In der Sprache des Hebräerbriefes gefragt: Verharre ich in der Stadt, die nicht bleibt und die an ihrem Unrecht zerbricht? Verharre ich in den bitteren Realitäten, die mich zurzeit sehr konkret umgeben und mir Schmerzen bereiten? Oder wage ich es über das konkret Fassbare hinaus mein Vertrauen auf das zu setzen, was ich selbst hoffe, was visionäre Menschen gesehen haben, was Gott mir verheißen hat: auf die neue Stadt und den neuen Himmel?

Es gelingt nicht immer, von unserer Realität hier einen Zugang dahin zu finden, wo es hell ist und leicht und wo unsere Gedanken und unsere Gefühle Weite umgibt. Manchmal sind wir von der Schwere unseres eigenen Schicksals oder dem anderer so sehr gelähmt und gefangen, dass wir den Weg in Gottes neue Welt nicht finden. Dann scheint es uns fraglich, ob es einen solchen Weg überhaupt gibt. Das gibt uns das Gefühl, in die „hiesige Stadt“ mit ihren Widersprüchen und ihren bedrückenden Erfahrungen verdammt zu sein.

Der Hebräerbrief zeichnet in seiner Sprache den Weg auf, der aus der hiesigen vergänglichen Stadt nach draußen führt. Er benützt dabei die Sprache des Opferkultes seiner Zeit. Er beschreibt den Weg, den Christus gegangen ist. Ihm sollen wir nachfolgen: „Darum hat auch Jesus, damit er das Volk heilige durch sein eigenes Blut, gelitten draußen vor dem Tor. So lasst uns nun zu ihm hinausgehen aus dem Lager und seine Schmach tragen. Denn wir haben hier keine bleibende Stadt, sondern die zukünftige suchen wir.“

In Jesus Christus ist verbunden, was für uns auseinanderfällt: unsere Sehnsucht nach der besseren, heilen Welt und unser Leiden in der alten. Er verbindet beide Welten. In ihm sind Schmerz und Hoffnung, Tod und Leben verbunden. Er kam in die Enge unserer jetzigen Welt, um uns die Weite des neuen Himmels schmecken und spüren zu lassen. Unsere engstirnige kleinkarierte Welt machte ihn zum Opfer. Er nahm das Opfer auf sich, weil er dazu groß genug war. Er zeigt uns damit eine Weite, die wir nicht für möglich gehalten hätten.

Die ausgebreiteten Arme des gekreuzigten Christus spannen den Bogen von meiner Enge zur Weite Gottes; von meiner Angst zu Gottes Trost; von meiner Schuld und meinem Versagen zur neuen Chance, die Gott mir gibt.
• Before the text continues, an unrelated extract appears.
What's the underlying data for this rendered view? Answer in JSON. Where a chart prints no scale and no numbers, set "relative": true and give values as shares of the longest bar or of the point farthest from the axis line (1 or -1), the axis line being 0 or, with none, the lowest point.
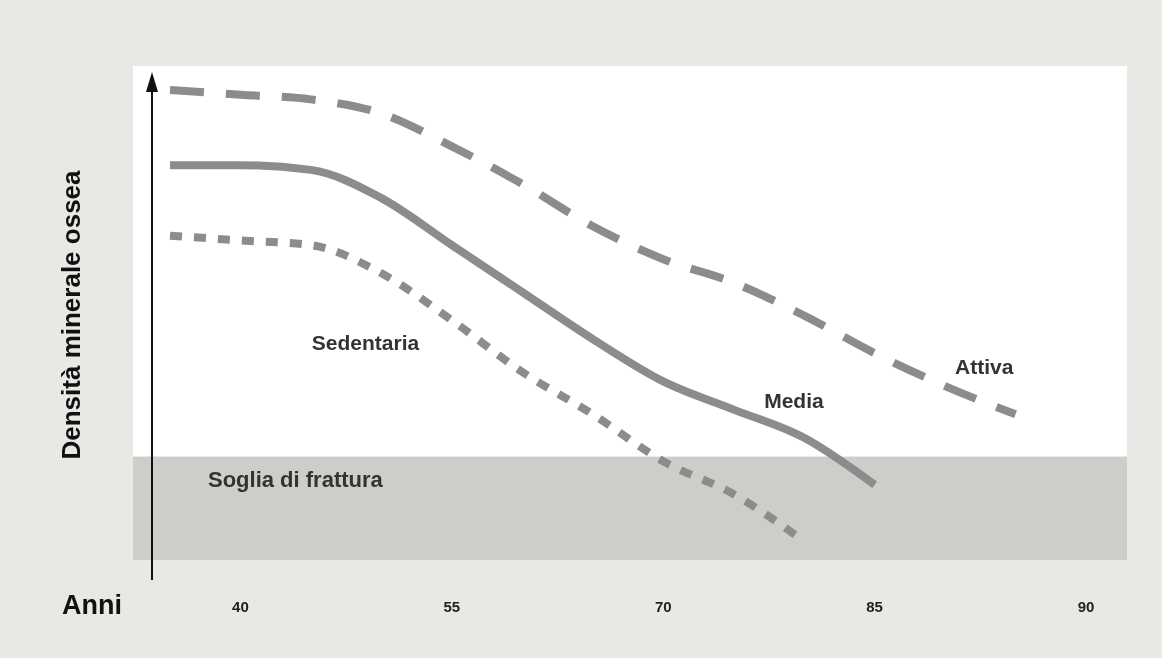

Christus selbst ist der Weg von der Enge in die Weite, vom Tod zum Leben.

Was können wir tun? – Wenn wir die Hoffnung der zukünftigen Stadt in unseren Herzen tragen und Gott vertrauen, dass er diese Stadt aufrichten wird, dann lassen Sie uns anderen von unseren Visionen und Träumen erzählen. Dann lassen Sie uns die Visionen und Träume wachhalten, die Menschen vor uns geträumt und gesehen haben: von Gott, der unsere Tränen abwischt, vom Hirten, der uns zum frischen Wasser und zu grünen Auen führt, von einer Welt, in der ein friedliches Miteinander von Wolf und Lamm, Schwarz und Weiß, Männern und Frauen, Eltern und Kindern möglich ist.

Damit zeichnen und gehen wir den Weg nach, den Christus gegangen ist, und bauen mit an der zukünftigen Stadt, betreten weite geöffnete Räume des Friedens und der Versöhnung. - Das können wir tun für unsere friedlose Welt - für uns und für Menschen, die kritisch nach der Gerechtigkeit Gottes fragen.

 

Und Gott begleite und geleite uns und alle, die unter dem Leid dieser Welt leiden, durch diese Zeiten. Amen!